After the massive success The Lego Movie and living in the land of sequels as we do, it was inevitable we’d get another, the obvious choice being fan favourite Will Arnett’s Batman. Directed by Robot Chicken’s Chris McKay and written by five different writers who’ve worked on shows like American Dad and Community, including Seth Graeme-Smith of Pride & Prejudice & Zombies. Bruce Wayne must not only deal with the criminals of Gotham City, but also the responsibility of raising a boy he adopted. Including the voices of: Zach Galifianakis, Michael Cera, Rosario Dawson, Ralph Fiennes, Jenny Slate, Ellie Kemper, Channing Tatum, Jonah Hill, Hector Elizondo and Mariah Carey.
The parody begins from the first second the film starts, taking a jab at dark films and it does not stop from then till even after the credits begin to roll. As we meet Batman again, he is as you remember, selfish, vain and completely self-involved, just your typical Wayne complex. Before long Joker appears with his usual plans of destruction and mayhem, voiced by Zach Galifianakis, who is a fantastic and appropriate choice as a voice of a children’s film but to those adults in the audience, he’s a much less satisfying version, with a softer and more less threatening tone rather than the sharp, wicked tongue that’s been voiced by Mark Hamill or Heath Ledger or Jack Nicholson. His band of merry criminals however are a brilliant group of actors particularly Slate as Harley Quinn and Doug Benson as Bane, although only one of which would actually do well as the character in live action, you can guess who. Fiennes is the consummate posh Englishman and so an obvious and great choice for Alfred, giving them an interesting parent-child dynamic that’s fun to watch unfold as Batman continues to act like a 5 year-old vigilante. Whereas the actual child in the equation, Cera’s Dick Grayson, is hilariously naïve and desperate for attention, it’s almost creepy Cera can sound like a convincing child at the age of 28 but it works well.
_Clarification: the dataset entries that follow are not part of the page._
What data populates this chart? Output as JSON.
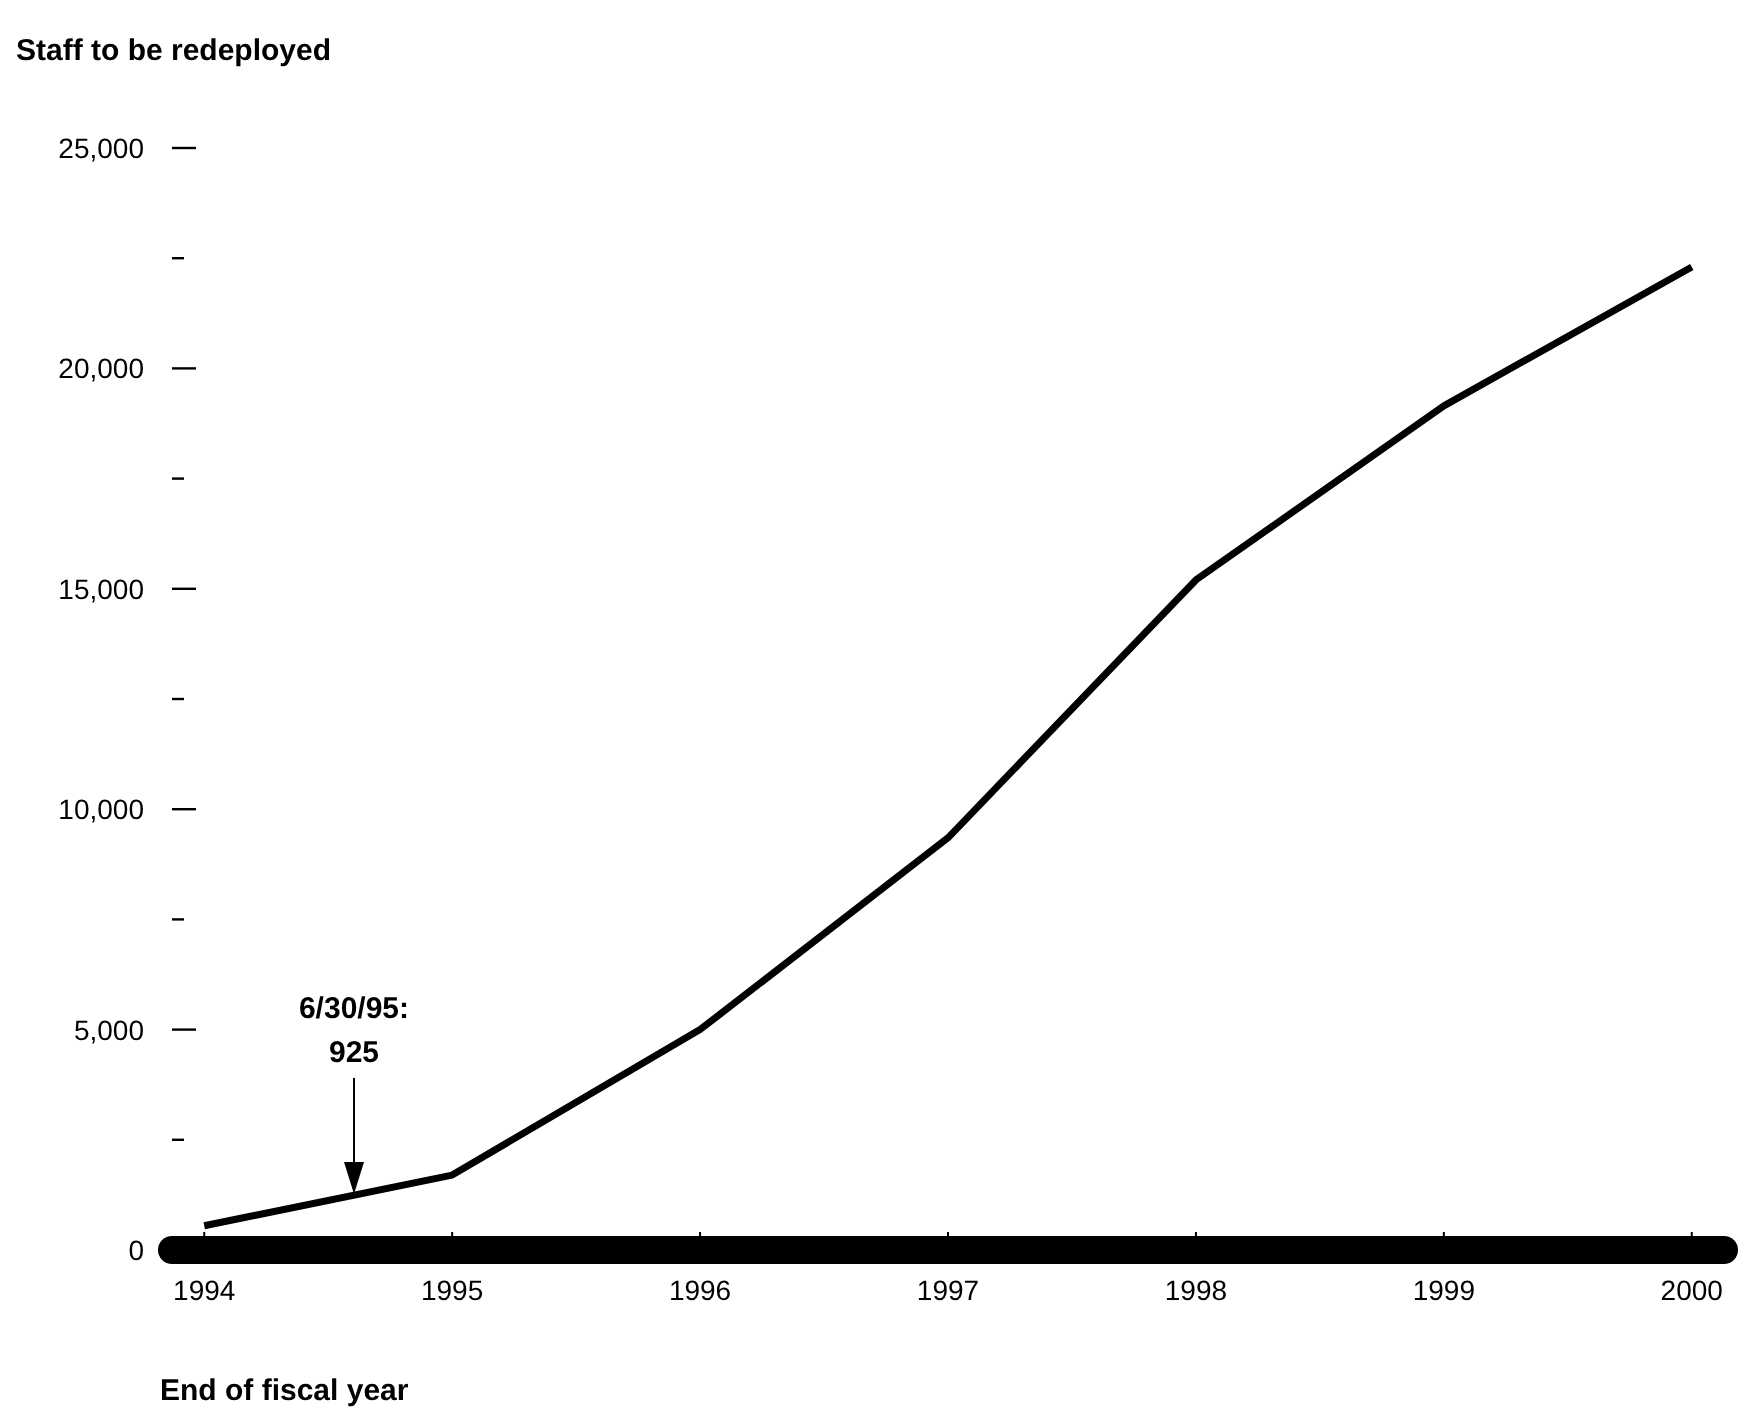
{
  "chart_data": {
    "type": "line",
    "title": "Staff to be redeployed",
    "xlabel": "End of fiscal year",
    "x": [
      1994,
      1995,
      1996,
      1997,
      1998,
      1999,
      2000
    ],
    "series": [
      {
        "color": "#000000",
        "values": [
          550,
          1700,
          5000,
          9350,
          15200,
          19150,
          22300
        ]
      }
    ],
    "xlim": [
      1993.87,
      2000.13
    ],
    "xticks": [
      1994,
      1995,
      1996,
      1997,
      1998,
      1999,
      2000
    ],
    "ylim": [
      0,
      25000
    ],
    "yticks": [
      {
        "value": 0,
        "label": "0"
      },
      {
        "value": 2500,
        "label": null
      },
      {
        "value": 5000,
        "label": "5,000"
      },
      {
        "value": 7500,
        "label": null
      },
      {
        "value": 10000,
        "label": "10,000"
      },
      {
        "value": 12500,
        "label": null
      },
      {
        "value": 15000,
        "label": "15,000"
      },
      {
        "value": 17500,
        "label": null
      },
      {
        "value": 20000,
        "label": "20,000"
      },
      {
        "value": 22500,
        "label": null
      },
      {
        "value": 25000,
        "label": "25,000"
      }
    ],
    "annotations": [
      "6/30/95:\n925"
    ],
    "marker": "none",
    "line_style": "solid"
  }
}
As Joker’s master plan becomes apparent, where he’s heading pop culture references await, endless references to franchises, films and television which although are fun in the moment, stick around slightly too long. Though there’s plenty of digs at the Batman franchise itself, including a few mentions to the classic 60s series starring Adam West which is great to introduce to a new generation, as well as to the newer iterations and a few jabs at a certain fairly recent DC release. Looking at the film as a whole however, compared with the original, it feels much less nostalgic and certainly pushing hard on the parody button. One major problem is, although it is funny it simply isn’t written as well; the first half of the film is entertaining for all audiences but as the latter half appears, it dips down into overly obvious messages about teamwork and certainly more aimed at the younger members of the audience. The humour gives way to something cheesy and much too laboured, each joke is pushed so far to get out every single possible ounce of laughter that it is no longer funny, jokes which are directly on the nose, which is fine when mixed with other things but it’s extremely present for the entirety. Not to mention that Arnett’s Batman talks like a 15 year-old in today’s world, whether or not that’s positive is for you to decide.
Although there are many great moments and entertaining elements of The LEGO Batman, it doesn’t quite live up to the ecstatic reception it seems to have received; the film wanders into very obvious and worn territory. It’s genuinely surprising that it took five different writers to come up with what are funny but very simple jokes and sarcastic retorts. There is enough for all ages to enjoy with this film but it feels much more aimed at younger viewers, it doesn’t quite have the continuous energy and rewarding finish that The Lego Movie managed but is still enjoyable with some great voice work, Cera’s Robin is a definite highlight.